IgG Antibodies - Basic Structure

Five classes of antibody are identified in human blood (IgM, IgG, IgA, IgD & IgE); however antibodies of the IgG class predominate and, to date, all licensed antibody therapeutics have been based on the IgG format. The IgG molecule is multifunctional and binds antigen (pathogen!) to form immune complexes that activate clearance (effector) mechanisms [1, 2]. There are four subclasses of IgG that each expresses a unique profile of effector activities. The basic structure of an IgG molecule is of two light and two heavy chains in covalent and non-covalent association to form three independent protein moieties connected through a flexible linker, the hinge region (fig. 1). Two of these moieties are identical in structure and each expresses a specific antigen-binding site (Fab); the third, (Fc), expresses interaction sites for ligands that activate effector mechanisms. These effector ligands include three structurally homologous cellular Fc receptor types (FcγRI, FcγRII, FcγRIII), the neonatal Fc receptor (FcRn) and the C1q component of complement.
The IgG-Fc region is a homodimer comprised of inter-chain disulphide bonded hinge regions, glycosylated C_H2 domains, bearing an N-linked oligosaccharide at asparagine 297 (Asn-297) and non-covalently paired C_H3 domains.

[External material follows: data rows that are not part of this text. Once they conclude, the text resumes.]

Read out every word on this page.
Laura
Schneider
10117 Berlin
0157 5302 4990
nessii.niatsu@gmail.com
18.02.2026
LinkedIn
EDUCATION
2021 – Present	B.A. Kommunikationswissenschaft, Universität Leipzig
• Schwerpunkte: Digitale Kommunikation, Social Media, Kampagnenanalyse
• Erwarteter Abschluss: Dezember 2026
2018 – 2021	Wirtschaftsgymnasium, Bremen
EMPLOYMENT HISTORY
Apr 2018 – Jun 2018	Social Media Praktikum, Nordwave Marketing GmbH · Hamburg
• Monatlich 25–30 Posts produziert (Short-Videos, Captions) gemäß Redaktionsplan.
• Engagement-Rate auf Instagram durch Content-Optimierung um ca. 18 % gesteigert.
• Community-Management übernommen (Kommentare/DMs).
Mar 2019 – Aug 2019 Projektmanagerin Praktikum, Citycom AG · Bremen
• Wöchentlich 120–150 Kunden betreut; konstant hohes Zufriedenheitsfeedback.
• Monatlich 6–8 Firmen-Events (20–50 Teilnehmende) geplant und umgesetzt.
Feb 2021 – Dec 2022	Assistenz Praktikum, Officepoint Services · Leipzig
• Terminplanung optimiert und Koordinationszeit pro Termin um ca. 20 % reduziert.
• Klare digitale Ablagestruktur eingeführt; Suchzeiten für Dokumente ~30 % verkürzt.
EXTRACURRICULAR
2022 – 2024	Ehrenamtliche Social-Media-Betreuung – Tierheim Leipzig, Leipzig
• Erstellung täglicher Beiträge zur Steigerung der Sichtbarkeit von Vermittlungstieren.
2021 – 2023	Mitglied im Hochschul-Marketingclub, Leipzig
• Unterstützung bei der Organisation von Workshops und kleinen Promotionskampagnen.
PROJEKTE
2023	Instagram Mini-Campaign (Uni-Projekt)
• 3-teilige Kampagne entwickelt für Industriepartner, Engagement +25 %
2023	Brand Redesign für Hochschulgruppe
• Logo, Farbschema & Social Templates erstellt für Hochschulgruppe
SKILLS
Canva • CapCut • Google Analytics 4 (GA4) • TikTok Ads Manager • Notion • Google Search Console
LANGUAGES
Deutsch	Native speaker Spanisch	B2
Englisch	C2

Effector mechanisms are severely compromised or ablated for aglycosylated or deglycosylated forms of IgG [1, 2]. Current evidence suggests that the oligosaccharide does not directly bind effector ligands but influences the conformation at the polypeptide interaction sites; multiple non-covalent interactions between the oligosaccharide and the C_H2 domain polypeptide influences the conformation of each, in a reciprocal manner [2,3].

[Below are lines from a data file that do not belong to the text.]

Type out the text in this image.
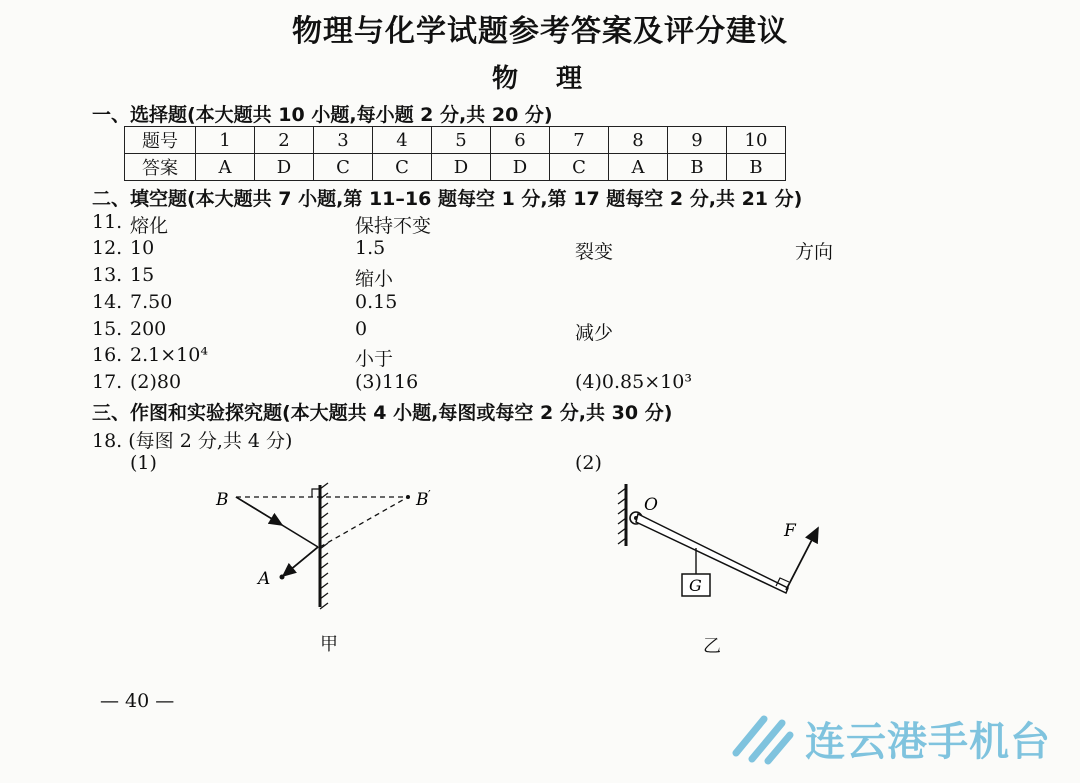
物理与化学试题参考答案及评分建议
物　理
一、选择题(本大题共 10 小题,每小题 2 分,共 20 分)
题号	1	2	3	4	5	6	7	8	9	10
答案	A	D	C	C	D	D	C	A	B	B
二、填空题(本大题共 7 小题,第 11–16 题每空 1 分,第 17 题每空 2 分,共 21 分)
11. 熔化	保持不变
12. 10	1.5	裂变	方向
13. 15	缩小
14. 7.50	0.15
15. 200	0	减少
16. 2.1×10⁴	小于
17. (2)80	(3)116	(4)0.85×10³
三、作图和实验探究题(本大题共 4 小题,每图或每空 2 分,共 30 分)
18. (每图 2 分,共 4 分)
(1)	(2)
B	B ′
A
甲
O
F
G
乙
— 40 —
连云港手机台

Oligosaccharide Heterogeneity and the IgG Glycoforms

i) Normal polyclonal IgG
The oligosaccharide moiety is of the complex diantennary type comprised of a core heptasaccharide structure with variable addition of other sugar residues (fig. 2). A typical HPLC profile for released oligosaccharides is shown in figure 3; the minimal structure observed is a heptasaccharide having terminal N-acetylglucosamine residues (A), however, more commonly the octa-saccharide bearing fucose on the primary N-acetylglucosamine residue is observed (E & M). The variable addition of galactose generates further heterogeneity, e.g. B, α(1-6) arm; C, α(1-3) arm; D, digalactosyl; a minority (<10%) of oligosaccharides bear sialic acid residues. In spite of the low sialic acid content catabolism of IgG is not effected through the asialylglycoprotein receptor but through a unique FcRn mediated pathway.

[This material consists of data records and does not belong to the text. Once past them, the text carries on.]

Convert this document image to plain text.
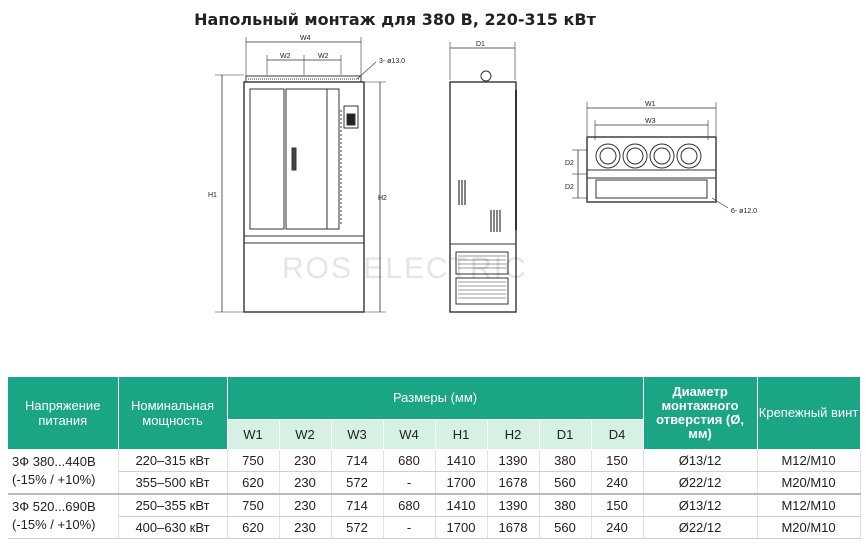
Напольный монтаж для 380 В, 220-315 кВт
W4
W2	W2
3- ø13.0
H1	H2
D1
W1
W3
D2
D2
6- ø12.0
ROS ELECTRIC
Напряжение питания	Номинальная мощность	Размеры (мм)								Диаметр монтажного отверстия (Ø, мм)	Крепежный винт
		W1	W2	W3	W4	H1	H2	D1	D4		

3Ф 380...440В
(-15% / +10%)	220–315 кВт	750	230	714	680	1410	1390	380	150	Ø13/12	M12/M10
	355–500 кВт	620	230	572	-	1700	1678	560	240	Ø22/12	M20/M10

3Ф 520...690В
(-15% / +10%)	250–355 кВт	750	230	714	680	1410	1390	380	150	Ø13/12	M12/M10
	400–630 кВт	620	230	572	-	1700	1678	560	240	Ø22/12	M20/M10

ii) Recombinant monoclonal IgG
A majority of currently licensed antibody therapeutics is produced in Chinese hamster ovary (CHO) cells; mouse NSO and Sp2/0 cells are also used. The profile of oligosaccharides released from antibody produced by "wild type" CHO cells is predominantly comprised of fucosylated agalactosyl (G0F; peak E, fig. 3); fucosylated mono- and di-galactosylated oligosaccharides also being present (G1F & G2F; peaks F, G & H, fig. 3). Minor populations of other oligosaccharides, e.g. high mannose (Man_5-8), are invariably present. NSO and Sp2/0 cells also produce predominantly G0F oligosaccharides but may also add galactose α(1-3) galactose and N-glycolylneuraminic acid residues. The α(1-3) galactose residue is not expressed by humans and is immunogenic; it is ubiquitous in the environment and ~ 1% of circulating IgG is specific for this epitope. N-acetylneuraminic acid residues may be added but in α(2-3) linkage rather than α(2-6) as in normal human IgG. NS0 cells may also add the N-glycolyl form of sialic acid (N-glycylneuraminic acid) that may also be immunogenic. Neither CHO, NSO nor Sp2/0 cells have the capacity to add bisecting N-acetylglucosamine residues.